Moscow (AsiaNews) - Pope Francis’ recent encyclical, "Laudato sì”, is an opportunity for ecumenical dialogue between Catholics and Orthodox in Russia, where the theme of the environment is still culturally unpopular in society.
With this aim, on October 6 in Moscow, the Russian edition of the ' ecological encyclical ", was published by Franciscan Publishing House. The event was held at the Spirit Library, directed by Jean-Francois Thiry, with the participation of the Apostolic Nuncio in Russia, Msgr. Ivan Jurkovich, who stressed the importance of admitting the fact that ecology "cannot be treated seriously, when separated from its spiritual dimension."
The event focused on the dialogue between Father Igor Kovalevsky, secretary of the Catholic Bishops' Conference and the Russian Orthodox theologian Father Vladimir Shmalij, who expressed appreciation but also concerns about the Papal document. Fr. Kovalevsky stated that with this encyclical Bergoglio confirms himself as the "Pope of dialogue".
"There is a universal message, addressed to all, beyond religion," he explained to the audience in the hall. This is why the document can become opportunity to reflect on what is the common task of Christians to meet the challenges of the modern world, which can be answered also by the rediscovery of the meaning of the smallest gesture.
Kovalevsky explained that with his message, "that is not intended as a scientific text," the Pope "does not give ready answers, instead he tries to awaken society to dialogue on how we want to build the future of our planet."
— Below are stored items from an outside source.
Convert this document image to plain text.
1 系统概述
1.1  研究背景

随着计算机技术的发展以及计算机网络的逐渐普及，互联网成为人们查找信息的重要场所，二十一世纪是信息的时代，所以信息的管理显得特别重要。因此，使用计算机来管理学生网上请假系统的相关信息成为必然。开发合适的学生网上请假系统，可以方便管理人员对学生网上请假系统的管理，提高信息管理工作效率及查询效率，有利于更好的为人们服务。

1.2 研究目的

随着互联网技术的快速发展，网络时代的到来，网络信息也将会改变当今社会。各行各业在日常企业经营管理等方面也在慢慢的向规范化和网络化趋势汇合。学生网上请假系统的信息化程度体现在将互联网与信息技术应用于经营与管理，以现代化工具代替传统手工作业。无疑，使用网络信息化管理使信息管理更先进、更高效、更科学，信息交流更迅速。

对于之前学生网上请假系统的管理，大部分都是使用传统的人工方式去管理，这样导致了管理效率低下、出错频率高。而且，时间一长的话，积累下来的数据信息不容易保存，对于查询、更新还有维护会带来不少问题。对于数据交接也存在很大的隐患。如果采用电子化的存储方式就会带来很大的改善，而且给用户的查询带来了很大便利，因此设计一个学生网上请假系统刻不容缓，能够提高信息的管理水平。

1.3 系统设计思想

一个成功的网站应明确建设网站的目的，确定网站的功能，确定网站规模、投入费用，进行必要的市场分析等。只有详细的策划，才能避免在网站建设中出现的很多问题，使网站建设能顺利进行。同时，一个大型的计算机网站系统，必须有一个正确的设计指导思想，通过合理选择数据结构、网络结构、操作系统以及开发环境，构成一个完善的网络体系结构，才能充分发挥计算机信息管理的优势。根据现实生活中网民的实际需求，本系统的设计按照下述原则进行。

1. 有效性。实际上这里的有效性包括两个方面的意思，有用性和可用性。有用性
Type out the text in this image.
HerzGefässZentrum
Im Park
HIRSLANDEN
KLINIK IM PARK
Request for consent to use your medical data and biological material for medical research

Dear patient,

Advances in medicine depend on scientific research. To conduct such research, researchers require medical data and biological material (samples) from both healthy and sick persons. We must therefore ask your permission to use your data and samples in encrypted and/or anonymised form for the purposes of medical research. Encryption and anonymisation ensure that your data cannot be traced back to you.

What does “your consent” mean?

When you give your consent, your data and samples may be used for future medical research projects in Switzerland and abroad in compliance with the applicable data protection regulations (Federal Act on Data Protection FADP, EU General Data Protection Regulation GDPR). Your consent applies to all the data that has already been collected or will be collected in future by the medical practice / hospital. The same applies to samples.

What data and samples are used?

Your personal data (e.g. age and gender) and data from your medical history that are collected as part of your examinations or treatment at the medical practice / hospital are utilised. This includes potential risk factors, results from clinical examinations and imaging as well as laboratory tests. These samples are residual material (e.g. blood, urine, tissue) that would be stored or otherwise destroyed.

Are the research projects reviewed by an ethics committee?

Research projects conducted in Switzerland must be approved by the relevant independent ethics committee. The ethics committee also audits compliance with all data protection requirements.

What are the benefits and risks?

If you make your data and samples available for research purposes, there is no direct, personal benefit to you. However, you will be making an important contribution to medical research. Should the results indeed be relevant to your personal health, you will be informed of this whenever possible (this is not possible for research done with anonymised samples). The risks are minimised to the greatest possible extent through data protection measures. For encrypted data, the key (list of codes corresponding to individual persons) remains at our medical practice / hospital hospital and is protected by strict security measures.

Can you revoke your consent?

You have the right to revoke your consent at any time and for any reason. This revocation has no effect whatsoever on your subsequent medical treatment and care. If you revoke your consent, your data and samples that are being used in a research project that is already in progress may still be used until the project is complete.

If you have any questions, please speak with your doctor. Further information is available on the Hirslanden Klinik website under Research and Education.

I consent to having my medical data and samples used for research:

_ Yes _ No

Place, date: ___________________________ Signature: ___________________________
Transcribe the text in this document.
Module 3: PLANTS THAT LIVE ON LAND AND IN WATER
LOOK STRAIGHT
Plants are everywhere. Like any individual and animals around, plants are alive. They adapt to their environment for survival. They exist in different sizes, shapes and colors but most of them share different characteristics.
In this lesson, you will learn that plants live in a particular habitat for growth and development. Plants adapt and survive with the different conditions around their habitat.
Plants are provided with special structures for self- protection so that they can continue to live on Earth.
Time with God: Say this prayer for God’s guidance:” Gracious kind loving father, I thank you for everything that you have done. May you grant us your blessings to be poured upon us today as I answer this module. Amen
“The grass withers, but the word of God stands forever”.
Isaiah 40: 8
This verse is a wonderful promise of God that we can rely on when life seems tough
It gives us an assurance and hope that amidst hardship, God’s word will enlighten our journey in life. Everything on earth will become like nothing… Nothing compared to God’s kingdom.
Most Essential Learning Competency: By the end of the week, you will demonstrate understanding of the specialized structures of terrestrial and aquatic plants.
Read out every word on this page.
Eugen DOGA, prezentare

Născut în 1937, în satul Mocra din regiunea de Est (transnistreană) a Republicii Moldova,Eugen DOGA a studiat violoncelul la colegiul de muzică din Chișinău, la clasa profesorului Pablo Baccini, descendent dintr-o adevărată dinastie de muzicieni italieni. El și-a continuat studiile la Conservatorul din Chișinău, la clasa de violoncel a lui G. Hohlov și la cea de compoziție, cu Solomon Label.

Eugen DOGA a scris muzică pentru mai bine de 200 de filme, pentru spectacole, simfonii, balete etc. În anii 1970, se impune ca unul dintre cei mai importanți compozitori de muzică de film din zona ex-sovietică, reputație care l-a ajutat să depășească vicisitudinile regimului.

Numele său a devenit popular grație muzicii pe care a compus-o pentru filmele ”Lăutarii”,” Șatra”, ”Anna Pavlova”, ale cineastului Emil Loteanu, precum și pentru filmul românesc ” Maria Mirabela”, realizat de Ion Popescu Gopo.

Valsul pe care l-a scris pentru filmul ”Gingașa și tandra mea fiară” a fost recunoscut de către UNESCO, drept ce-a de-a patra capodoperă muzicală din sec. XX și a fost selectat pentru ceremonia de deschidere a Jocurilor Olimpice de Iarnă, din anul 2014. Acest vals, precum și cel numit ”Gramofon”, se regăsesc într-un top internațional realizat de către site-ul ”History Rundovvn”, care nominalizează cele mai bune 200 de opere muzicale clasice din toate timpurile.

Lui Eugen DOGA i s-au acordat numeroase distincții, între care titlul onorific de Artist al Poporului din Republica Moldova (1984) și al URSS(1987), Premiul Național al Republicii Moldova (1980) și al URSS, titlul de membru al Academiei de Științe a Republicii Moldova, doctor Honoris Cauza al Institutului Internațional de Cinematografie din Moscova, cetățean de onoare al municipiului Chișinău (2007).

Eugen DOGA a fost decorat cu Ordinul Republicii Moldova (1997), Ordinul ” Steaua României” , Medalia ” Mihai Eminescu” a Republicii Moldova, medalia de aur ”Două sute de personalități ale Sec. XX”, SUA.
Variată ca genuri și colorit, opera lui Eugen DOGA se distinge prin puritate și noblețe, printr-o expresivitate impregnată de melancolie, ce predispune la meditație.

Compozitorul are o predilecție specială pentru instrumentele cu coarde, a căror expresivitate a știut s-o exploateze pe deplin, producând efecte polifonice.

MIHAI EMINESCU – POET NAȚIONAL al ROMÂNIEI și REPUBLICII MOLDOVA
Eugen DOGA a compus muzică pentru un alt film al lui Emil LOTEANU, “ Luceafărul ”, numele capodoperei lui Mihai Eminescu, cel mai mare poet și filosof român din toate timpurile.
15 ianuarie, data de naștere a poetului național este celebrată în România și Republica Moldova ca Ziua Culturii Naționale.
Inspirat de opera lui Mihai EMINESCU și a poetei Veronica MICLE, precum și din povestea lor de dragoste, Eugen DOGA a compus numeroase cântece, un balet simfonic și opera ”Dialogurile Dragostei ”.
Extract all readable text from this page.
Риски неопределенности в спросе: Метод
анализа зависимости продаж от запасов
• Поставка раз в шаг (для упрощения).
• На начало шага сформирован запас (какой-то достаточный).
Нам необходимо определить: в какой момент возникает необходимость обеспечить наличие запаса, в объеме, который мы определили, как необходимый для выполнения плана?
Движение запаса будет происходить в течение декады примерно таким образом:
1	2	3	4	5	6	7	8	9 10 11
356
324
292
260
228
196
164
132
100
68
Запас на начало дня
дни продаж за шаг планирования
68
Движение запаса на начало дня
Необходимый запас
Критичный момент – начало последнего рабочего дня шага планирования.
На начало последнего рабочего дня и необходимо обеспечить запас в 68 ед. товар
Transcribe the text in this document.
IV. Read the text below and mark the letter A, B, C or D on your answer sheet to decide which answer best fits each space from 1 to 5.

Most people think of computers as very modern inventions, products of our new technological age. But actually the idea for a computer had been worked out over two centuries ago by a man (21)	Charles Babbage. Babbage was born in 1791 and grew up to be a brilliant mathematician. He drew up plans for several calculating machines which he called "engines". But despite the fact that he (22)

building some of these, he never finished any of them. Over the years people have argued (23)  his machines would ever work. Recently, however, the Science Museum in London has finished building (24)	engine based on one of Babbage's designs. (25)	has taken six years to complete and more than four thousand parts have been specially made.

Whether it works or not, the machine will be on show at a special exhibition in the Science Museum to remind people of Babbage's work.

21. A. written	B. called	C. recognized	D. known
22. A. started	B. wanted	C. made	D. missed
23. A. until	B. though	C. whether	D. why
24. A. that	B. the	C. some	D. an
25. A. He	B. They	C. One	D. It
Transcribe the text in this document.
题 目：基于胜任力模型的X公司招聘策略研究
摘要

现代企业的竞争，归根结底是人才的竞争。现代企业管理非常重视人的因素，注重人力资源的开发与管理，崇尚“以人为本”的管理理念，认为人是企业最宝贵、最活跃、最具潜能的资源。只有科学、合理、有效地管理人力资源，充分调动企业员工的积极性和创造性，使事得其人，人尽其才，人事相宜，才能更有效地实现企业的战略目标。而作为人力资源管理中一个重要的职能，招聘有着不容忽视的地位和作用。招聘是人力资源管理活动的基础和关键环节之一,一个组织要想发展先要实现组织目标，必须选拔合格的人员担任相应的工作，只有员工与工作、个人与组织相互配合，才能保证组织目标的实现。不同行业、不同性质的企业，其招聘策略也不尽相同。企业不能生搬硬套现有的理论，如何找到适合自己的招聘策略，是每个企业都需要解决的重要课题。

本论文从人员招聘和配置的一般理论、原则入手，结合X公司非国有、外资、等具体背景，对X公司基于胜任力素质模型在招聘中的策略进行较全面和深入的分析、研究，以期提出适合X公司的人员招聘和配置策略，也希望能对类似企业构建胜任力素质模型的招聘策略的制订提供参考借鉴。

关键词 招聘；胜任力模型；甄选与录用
A clear understanding of the term "ecology" is central to this "from the frequent association with something extremely liberal or anti-human, which holds that all the harm results from man." "The Church very clearly shows us our responsibility: man is the master of Creation - Kovalevsky said, quoting the Bible - and this creation is his responsibility”.
But man’s place over other living beings is one aspect of Laudato sì that has less convinced the Orthodox theologian, who nevertheless acknowledged that "we cannot ignore the ecumenical aspect" of the document, he called "revolutionary" compared to previous encyclicals as it also quotes non -Catholic sources, such as Patriarch Bartholomew.
Shmalij appreciated the Russian translation of the document, but said he did not share the "critique of anthropocentrism 'and' 'contemporary humanism" which he said is contained within. "What will be the center of society if it is no longer the man?" He asked, turning to the public. While referring to the body of oriental theological works, which speaks of creation in terms of the brother / sister of the human being, Father Shmalij pointed out that "the main drama of faith is contained in the relationship of 'God-man' and 'man -man'. Nature is secondary. "
While the nuncio, opening the meeting, said he hoped that with Francis’ appeal to politicians, scientists and men of good will, "something serious will begin", Father Shmalij said he was skeptical that international institutions follow the pontiff’s 'approach.
Either way, he recognized the "courage" of the Pope and "the urgency of his moral appeal to politicians to go against the logic of the political process for meaningful change in the world." "Now we just have to read the encyclical and then figure out how and if it can change our relationship with the world," said Thiry.